Table 3. Summary of Kappas & Accuracies | |||||||
Accuracy CI | Submission | ||||||
---|---|---|---|---|---|---|---|
method | Kappa | Accuracy | L: 2.5% | U: 97.5% | Score | ||
LDA | 0.3088 | 0.4560 | 0.4450 | 0.4671 | 11/20 | ||
RPART | 0.3992 | 0.5213 | 0.5102 | 0.5324 | 4/20† | ||
KNN | 0.8977 | 0.9191 | 0.9128 | 0.9250 | 20/20‡ | ||
GBM | 0.9012 | 0.9219 | 0.9157 | 0.9277 | 19/20† | ||
RF1 | 0.9776 | 0.9823 | 0.9791 | 0.9851 | 20/20‡ | ||
RF2 | 0.9803 | 0.9845 | 0.9815 | 0.9871 | 20/20‡ | ||
† RPART and GBM methods show that a model which fits the data well does not necessarily forecast well. We should expect RPART doing it better than LDA and GBM than KNN but, it is not the case. ‡ KNN, RF1 and RF2 agree with the same 20 responses to be submited. |
We observe easily, by inspecting Table 3, that the two best accuracy results, both about 98%, agree in the 20 answers ---prior to make the submission--- and there is a third algorithm that also matches these responses. So, with a 98% accuracy and commonality between three different algorithms, all with high accuracy, cause us to be confident that these are the answers ---the predictions of those three methods--- we will submit.
And so we did and got a correct result in all 20 answers.
Additionally, the table has added the submission results virtually achieved for each method, once we submitted the answers and got a score of 20 / 20 in the first try we did.

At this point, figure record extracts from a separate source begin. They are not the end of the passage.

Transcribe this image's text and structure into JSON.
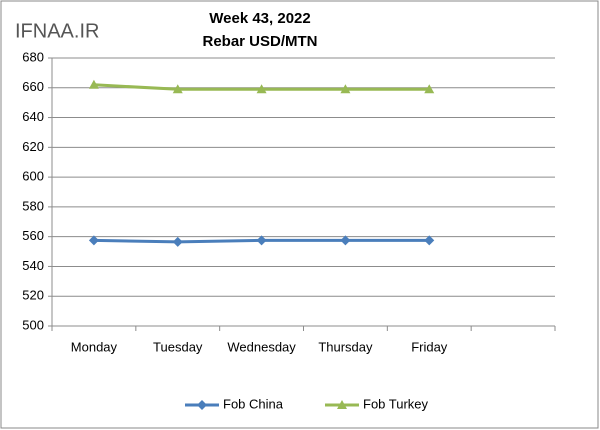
{
  "chart_data": {
    "type": "line",
    "watermark": "IFNAA.IR",
    "title": "Week 43, 2022",
    "subtitle": "Rebar USD/MTN",
    "categories": [
      "Monday",
      "Tuesday",
      "Wednesday",
      "Thursday",
      "Friday",
      null
    ],
    "series": [
      {
        "name": "Fob China",
        "color": "#4a7ebb",
        "marker": "diamond",
        "values": [
          557.5,
          556.5,
          557.5,
          557.5,
          557.5,
          null
        ]
      },
      {
        "name": "Fob Turkey",
        "color": "#98b954",
        "marker": "triangle",
        "values": [
          662,
          659,
          659,
          659,
          659,
          null
        ]
      }
    ],
    "ylim": [
      500,
      680
    ],
    "yticks": [
      500,
      520,
      540,
      560,
      580,
      600,
      620,
      640,
      660,
      680
    ],
    "grid": true,
    "legend": "bottom"
  }
}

All analyses were performed using R version 3.1.1 (2014-07-10) and RStudio as IDE, with the default base packages parallel, splines, grid, stats, graphics, grDevices, utils, datasets, methods, base, additionally BradleyTerry2, brglm, car, class, cluster, codetools, coin, colorspace, digest, evaluate, foreach, formatR, gtable, gtools, htmltools, iterators, kernlab, labeling, latticeExtra, lme4, Matrix, mboost, minqa, modeltools, munsell, mvtnorm, nlme, nloptr, nnet, nnls, party, proto, quadprog, RColorBrewer, Rcpp, rmarkdown, RSNNS, sandwich, scales, sp, stats4, stringr, strucchange, tools, XML, yaml, zoo and to produce this report in HTML the packages Grmd and knitr.